Romney was introduced by Rep. Connie Mack (R-Fla.) who is hoping to move to the upper chamber in his quest to win one of Florida's two Senate seats. Former governor Jeb Bush, who still gets shouts of admiration and current Gov. Rick Scott warmed up the crowd before Romney took center stage.

"Tomorrow, we begin a new tomorrow," Romney, told the crowd of over 1,000. "This nation is going to begin to change for the better tomorrow.

Florida is one of several key battleground states that both Obama and Romney need to carry in order to win the White House.

In what is probably the closest election in decades, the Real Clear Politics average shows the race at a drop-dead tie with Obama at 47.8 and Romney at 47.4. However, in Florida, Romney has a razor margin of 1.8 percent over Obama.

Cassandra Baker drove all the way from Washington, D.C., to go door-to-door for the Romney campaign and hopes her efforts pay off. "This is actually my first time to see Gov. Romney at a rally," said the young professional. "The momentum is amazing and people in Florida just love Mitt."

And like the hundreds of campaign stump speeches he has given, Romney's key theme was the state of the economy.

"I think you know that the president promised change but he couldn't deliver change," Romney said to cheers. "I not only promise change, I have a record of achieving it. I actually built a business. I helped turn around another business. I helped get the Olympics back on track."

As President Obama has traveled other swing states in an effort to mobilize Democrats, he has reminded voters that a Romney administration will only return America to the Bush years of corporate welfare and tax breaks for wealthy Americans. Plus, he says Romney will not be able to reach across the aisle to work with what most likely will be a Senate controlled by Democrats.

However, Romney maintains that is not the case because he worked with a legislature that was dominated by Democrats in Massachusetts.

"With a Democrat legislature, 85 percent Democrat, I helped turn my state from deficit to surplus, from job losses to job growth, and from lower take-home pay to higher take-home pay," said Romney.

"That's why I'm running for president. I know how to change the course the nation is on. I know how to get us to a balanced budget and how to build jobs and make rising take-home pay happen again. See, accomplishing real change is not just something I talk about. It is something I have done, and it is something I will do as the president of the United States."

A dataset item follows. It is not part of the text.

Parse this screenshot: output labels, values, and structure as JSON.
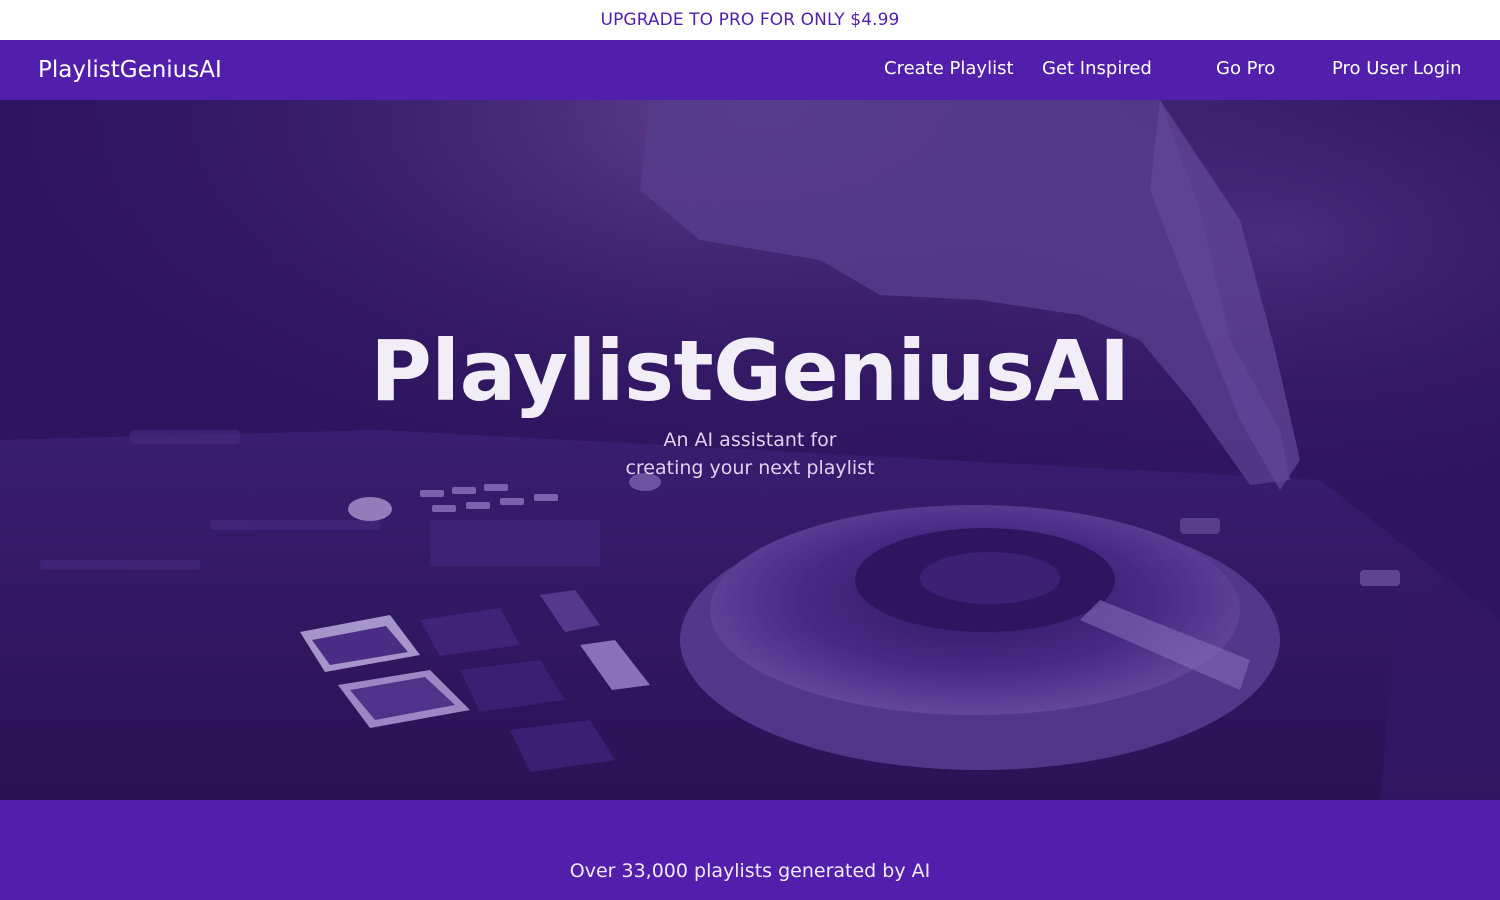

The other major issue addressed by Romney was health care and some of those in the crowd feel that if President Obama wins a second term and continues in his quest to grown Obamacare, that access and affordability will actually decline for many Americans.

Linda Gadd and Sandy Stuart work as hospital nurses at Halifax Hospital in the Daytona Beach area and took the day off to come show their support for Romney. They see a decline in quality of health care if Obamacare is implemented.

"Health care as we know if will go down the tubes if Obama is reelected," said Gadd. "It will destroy medicine as we know it."

Stuart was even more direct, saying that many of the doctors she works with are considering reducing their staffs or in some situation, leaving medicine all together.

"If you want to know what the nurses and technicians think about Obamacare, just walk into a staff lobby. Most are scared to death," she said.

Romney stated, "If you believe we can do better, if you believe America should be on a better course, if you're tired of being tired then I ask you to vote for real change. Paul Ryan and I will bring real change to America from Day One."

Still others in the crowd are as equally concerned about the nation's national security, as they are the economy. Orlando residents Lisa Parks and Cindy Kalser are Jewish and despite many of their friends who support Democratic candidates including Obama, they see Romney picking up a much larger percent of the Jewish vote than McCain received in 2008.

"If we are not strong, then Israel cannot be strong," said Parks. "The reason many Jews support Democrats is because they feel strongly about social justice issues and believe the best way to achieve peace in the Middle East is to compromise with the Muslim community. But many of us know the only way to protect Israel from Iran is for the U.S. to take a stand in the Middle East. President Obama has not done that."

Romney will also hold rallies in Virginia, Ohio and New Hampshire before he and his wife Ann cast their own votes in Belmont, Mass., tomorrow.